In questa guida completa, condivideremo con te la nostra esperienza, analizzando i rendimenti, i rischi e le migliori strategie per approcciare questo settore.
Esploreremo non solo come acquistare direttamente questi “pleasure asset”, ma anche come esporsi tramite strumenti più accessibili come gli ETF e le innovative piattaforme di investimento frazionato come quella di Collecto.

Inoltre, ti sveleremo come ottenere un bonus esclusivo per iniziare il tuo percorso con una delle piattaforme più promettenti del momento per investire in beni di lusso.
Investire In Beni Di Lusso Conviene?
Sì, investire in beni di lusso conviene a patto di essere consapevoli dei rischi e di agire con una strategia ben definita. Questo tipo di investimento può offrire un’eccellente diversificazione del portafoglio, essendo spesso decorrelato dai mercati finanziari tradizionali, e un potenziale di apprezzamento significativo nel lungo periodo.
Tuttavia, comporta sfide come bassa liquidità, alti costi di gestione e la necessità di una profonda competenza per evitare contraffazioni e valutazioni errate.
Nel nostro team, abbiamo visto come alcuni asset, come le borse Hermès o certi modelli di Rolex, abbiano generato rendimenti superiori a quelli del mercato azionario. Il Knight Frank Luxury Investment Index (KFLII) mostra che asset come il whisky raro e le auto d’epoca hanno registrato performance a tre cifre nell’ultimo decennio. D’altra parte, il 2024 ha mostrato un raffreddamento generale, con l’indice KFLII in calo del 3,3%, a causa dell’aumento dei tassi d’interesse che ha spostato la liquidità verso asset più tradizionali.

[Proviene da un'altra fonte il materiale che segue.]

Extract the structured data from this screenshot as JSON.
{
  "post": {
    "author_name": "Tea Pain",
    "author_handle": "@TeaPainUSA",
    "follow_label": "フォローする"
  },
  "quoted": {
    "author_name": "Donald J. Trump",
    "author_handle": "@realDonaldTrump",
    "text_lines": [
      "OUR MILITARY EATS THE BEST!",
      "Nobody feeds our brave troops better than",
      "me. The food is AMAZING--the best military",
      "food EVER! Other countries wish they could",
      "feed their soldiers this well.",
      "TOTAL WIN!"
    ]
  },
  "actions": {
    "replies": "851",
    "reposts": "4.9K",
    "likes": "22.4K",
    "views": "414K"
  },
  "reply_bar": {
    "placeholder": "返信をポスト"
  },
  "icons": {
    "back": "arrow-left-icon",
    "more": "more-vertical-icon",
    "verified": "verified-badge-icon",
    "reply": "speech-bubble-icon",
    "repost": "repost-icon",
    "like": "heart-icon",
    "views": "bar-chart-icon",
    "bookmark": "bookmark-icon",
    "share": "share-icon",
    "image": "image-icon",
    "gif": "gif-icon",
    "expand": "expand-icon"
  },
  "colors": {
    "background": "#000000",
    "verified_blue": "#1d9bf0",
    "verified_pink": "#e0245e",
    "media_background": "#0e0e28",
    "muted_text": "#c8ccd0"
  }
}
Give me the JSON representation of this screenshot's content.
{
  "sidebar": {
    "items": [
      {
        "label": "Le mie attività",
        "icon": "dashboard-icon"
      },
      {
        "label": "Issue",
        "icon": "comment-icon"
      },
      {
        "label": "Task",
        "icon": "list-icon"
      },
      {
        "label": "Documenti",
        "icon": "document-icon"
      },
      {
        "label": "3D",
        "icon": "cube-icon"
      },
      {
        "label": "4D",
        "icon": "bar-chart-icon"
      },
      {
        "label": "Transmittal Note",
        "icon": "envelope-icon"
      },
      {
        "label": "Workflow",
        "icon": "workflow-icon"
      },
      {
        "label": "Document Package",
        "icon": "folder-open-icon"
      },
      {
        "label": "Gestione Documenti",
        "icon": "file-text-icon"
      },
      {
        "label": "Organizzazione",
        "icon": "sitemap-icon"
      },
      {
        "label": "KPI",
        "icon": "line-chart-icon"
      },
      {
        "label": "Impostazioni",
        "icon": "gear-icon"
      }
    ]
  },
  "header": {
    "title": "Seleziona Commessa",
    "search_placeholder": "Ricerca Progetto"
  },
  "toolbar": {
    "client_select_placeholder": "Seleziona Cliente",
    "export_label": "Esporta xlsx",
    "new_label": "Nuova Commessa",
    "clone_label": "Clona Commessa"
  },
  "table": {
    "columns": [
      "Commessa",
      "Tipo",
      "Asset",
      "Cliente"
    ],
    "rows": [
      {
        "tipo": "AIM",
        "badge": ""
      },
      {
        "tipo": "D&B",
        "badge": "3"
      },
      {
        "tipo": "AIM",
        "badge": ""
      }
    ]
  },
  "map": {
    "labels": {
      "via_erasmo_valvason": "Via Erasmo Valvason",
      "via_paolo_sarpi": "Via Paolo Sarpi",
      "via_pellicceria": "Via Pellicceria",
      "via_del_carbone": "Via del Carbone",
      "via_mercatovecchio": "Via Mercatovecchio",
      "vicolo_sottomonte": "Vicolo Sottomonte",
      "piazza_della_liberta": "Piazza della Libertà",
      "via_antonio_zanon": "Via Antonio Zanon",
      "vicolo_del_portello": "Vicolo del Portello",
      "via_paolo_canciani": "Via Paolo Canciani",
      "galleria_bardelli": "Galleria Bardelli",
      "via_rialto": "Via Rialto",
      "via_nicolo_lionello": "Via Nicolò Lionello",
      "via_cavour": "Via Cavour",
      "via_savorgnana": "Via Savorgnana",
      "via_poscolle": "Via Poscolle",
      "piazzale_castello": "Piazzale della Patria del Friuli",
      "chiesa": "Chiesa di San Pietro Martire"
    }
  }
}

Questo, però, per un investitore accorto può rappresentare un’opportunità d’acquisto a prezzi più convenienti. La chiave è la selettività: non tutti i beni di lusso sono un buon investimento. Bisogna puntare su oggetti iconici, rari e con una domanda sostenibile. L’investimento in lusso non è per tutti: richiede pazienza, studio e, spesso, un capitale non indifferente, a meno di non ricorrere a soluzioni innovative come quelle frazionate.
Come Investire In Beni Di Lusso: Le 3 Strade Principali
Si può investire in beni di lusso attraverso tre modalità principali: l’acquisto diretto di beni fisici, l’investimento in azioni e fondi (ETF) del settore, oppure tramite piattaforme di investimento frazionato che rendono l’accesso più democratico e accessibile. Ciascuna strada ha le sue peculiarità, i suoi costi e richiede un diverso livello di impegno e conoscenza.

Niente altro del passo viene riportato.